Faut-il dire adieu à Gwen Stefani ?

Avec son dernier single, « Let Me Reintroduce Myself », l'Américaine prouve que la réinvention de soi est un art difficile. Vingt-quatre ans (!) après le tube "Don't speak", on est comme pris par le doute.
  • Les plus fidèles au mode de fonctionnement de l'industrie musicale connaissent par cœur l'histoire de ces artistes qui, bien conscients de n'avoir plus rien à dire depuis belle lurette et d'être clairement en décalage avec les évolutions musicales, prétendent s'être réinventés. Gwen Stefani n'y échappe pas. Quatre ans après un troisième album en demi-teinte (on vous épargne l'horrible album de Noël publié en 2017), l'Américaine se présente avec un nouveau single au titre symbolique : Let Me Reintroduce Myself. Un peu comme si l'ex-No Doubt, malgré une présence récurrente dans The Voice, se savait complétement larguée, presque obligée de faire ses preuves auprès d'une nouvelle génération qui ignore probablement ce qu'elle a pu accomplir par le passé.

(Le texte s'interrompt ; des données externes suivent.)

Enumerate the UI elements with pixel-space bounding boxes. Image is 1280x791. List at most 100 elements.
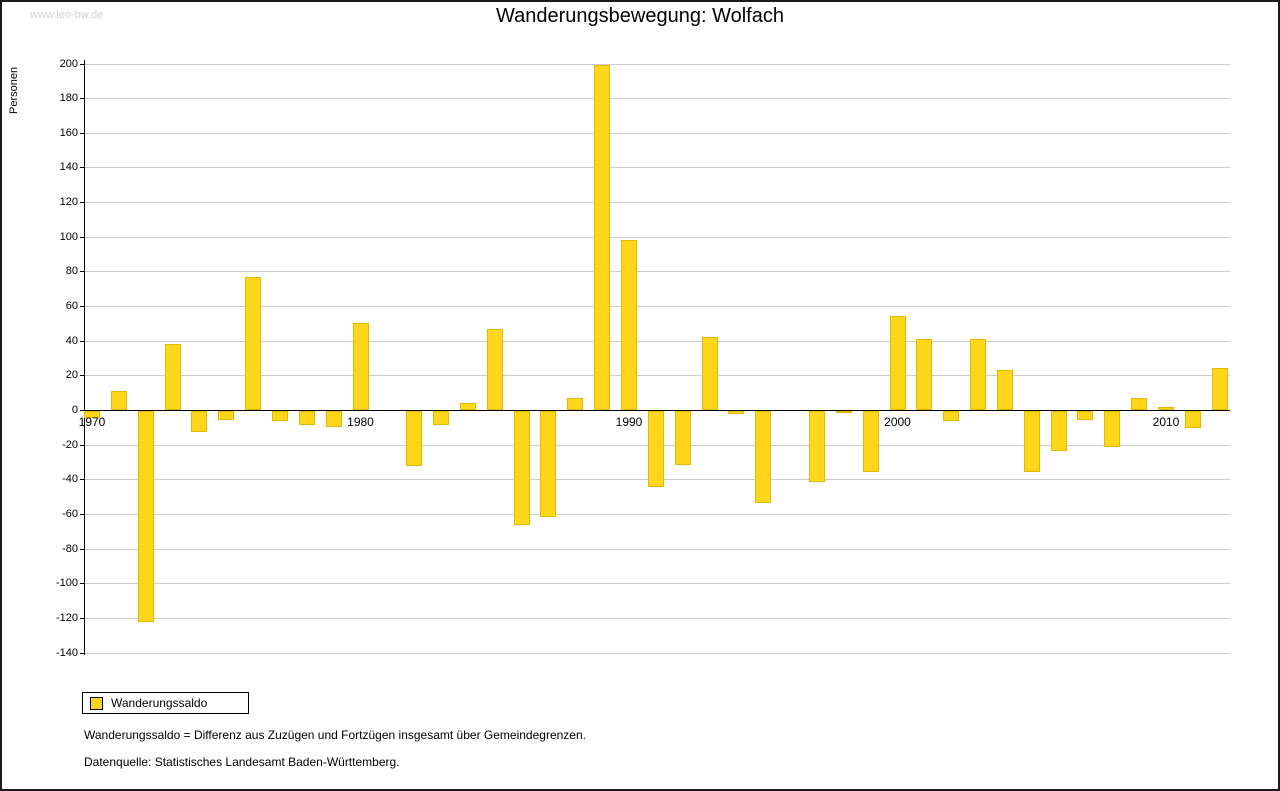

    Sur le papier, la stratégie est réussie : Gwen Stefani renoue ici avec les influences ska, reggae et pop déjà perceptibles sur les albums de No Doubt ou certains de ses albums solo. Le problème est que l’ex-rivale de Courtney Love (le temps d'une querelle qui finira par inspirer son plus grand tube, Hollaback Girl, produit par Pharrell) est tellement occupée à se présenter à nouveau qu’elle semble avoir oublié l’essentiel : l'originalité du propos, une certaine audace dans l'exécution et, surtout, une dose de bon goût. Let Me Reintroduce Myself copie ouvertement les tendances actuelles (les rythmes "latinos", toussa), probablement dans l’idée de renouer avec sa gloire perdue.

    Ce nouveau single manque tellement de flamboyance que son label lui-même s'est senti obligé de résumer la carrière de Gwen Stefani en quelques chiffres. Soit 50 millions d'albums vendus, 6 milliards de streams, 3 Grammy Awards, 5 morceaux classés dans le Top 10 du Billboard et 500 000 albums écoulés en France. Malheureusement, cela ne fait qu’appuyer le grand écart qui semble s'être créé entre sa période faste (de la fin du 20ème siècle au mitan de la décennie suivante, période au cours de laquelle elle s'était déjà réinventée) et la situation actuelle, celle d’une artiste qui incarnait le cool il y a une petite dizaine d’années et qui, aujourd’hui, ressemble à cette tante ringarde dont on prend des nouvelles de temps à autres mais que l’on préfère en règle générale mettre à bonne distance pour ne plus avoir à subir ses sorties ratées.